Friday, January 2, 2009

Look Ma

The big LCD traffic advisory signs over the Long Island Expressway have lately been advertising the DOT's "511" service for accessing travel information from your cell phone. The display alternates between advising you to "DIAL 511 FOR TRAVEL INFO" and reminding you to "USE HANDS-FREE CELL PHONE WHILE DRIVING" (those might not be exactly the wording they use, but that's the gist).

That second message is the end result of 2001 legislation that prohibits cell phone use on the road in New York unless you use a hands-free device. It is now common knowledge that talking on a hands-free phone while driving is just as dangerous as talking on a handset. Even the DOT website acknowledges as much, and yet there's the LCD sign up there, telling you how to comply with the letter of the law while continuing to place yourself and your fellow road users at unnecessary risk.

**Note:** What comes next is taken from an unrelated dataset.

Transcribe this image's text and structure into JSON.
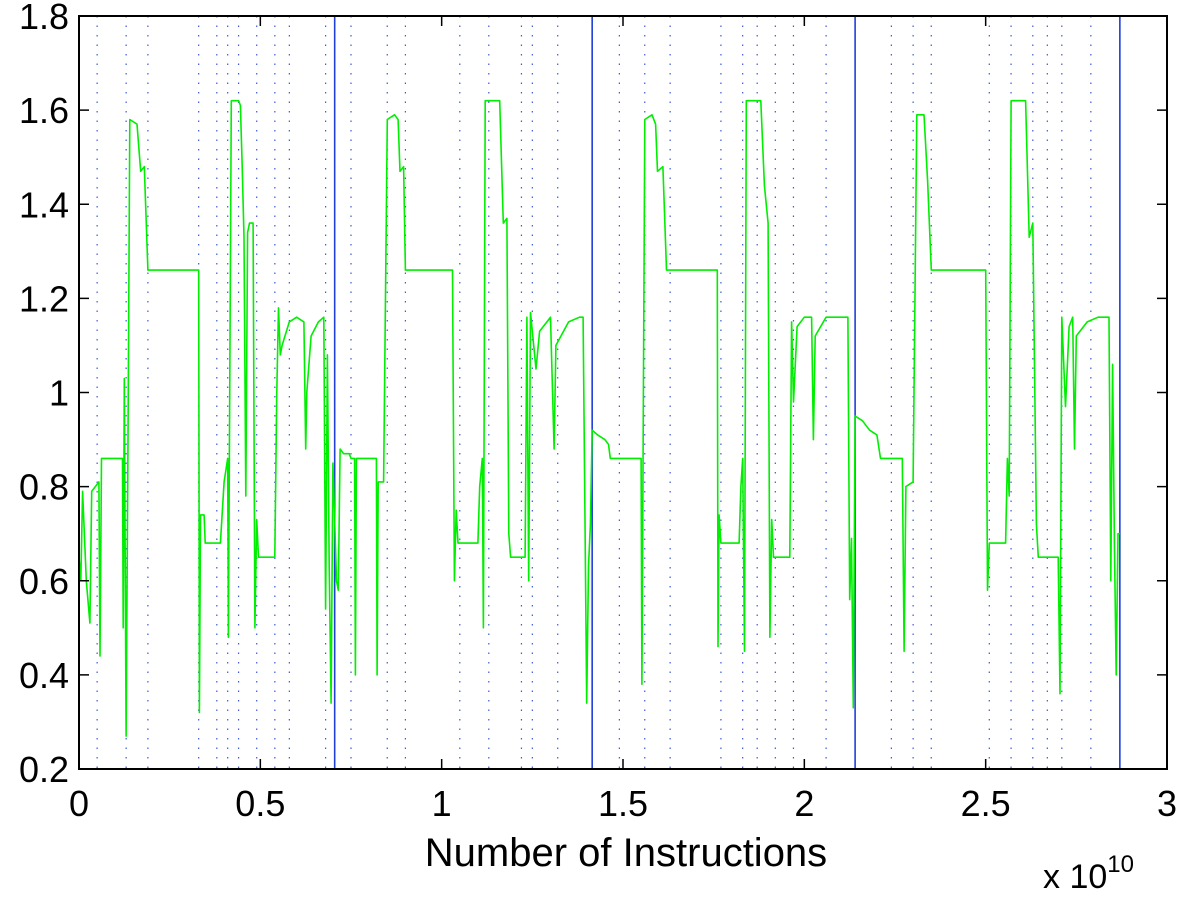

The legislation in question was originally drafted as a ban on all non-emergency cell phone usage while driving, which makes sense: you can't force drivers to pay attention to the road, but you can remove some of the most obvious distractions. But the cell phone service industry lobbied hard against it, since they "sell" a lot of "minutes"1 to drivers who are (quite openly) trying to distract themselves from a monotonous commute.2

The resulting "compromise" is that you can still talk on your phone in the car, but you have to use a "hands-free microphone" accessory. It's a double victory for the phone companies, since they keep their bored commuter market and also sell more licensed hands-free accessories.

It sucks that this kind of lobbying can be successful. You can see that even though most people (even if they consider themselves an exception) can understand that talking on any kind of phone distracts people from driving, there's no way that that kind of broadly-held awareness can coalesce into any kind of organized lobbying interest that can compete with the phone industry. But I guess you'd hope that enough legislators would take their jobs as representatives of the people seriously enough that they would take up the public's side and recognize that yeah, even though cell providers make money off of it and would hate to lose that lost revenue, really everyone else would be better off if we got phones out of drivers' hands, so too bad, suck it up.

And maybe the compromise law is better than nothing, because now that it's on the books it can be amended to ban all cell use, or maybe challenged in court as not fulfilling its stated purpose (is that a thing?). Who knows. But it sure seems as though, with the DOT is basically running publicly funded ads encouraging drivers to use their (hands-free!) phones, the legislation as passed is worse than none at all.

1 How this can even sound like a plausible basis for an industry in the first place is a mystery in itself.

2 Note also that this whole situation arises as people attempt to lessen the burden of tedious automobile commuting. A much better response would be to figure out how to alter our world so that so many people don't need to drive so far to work every day.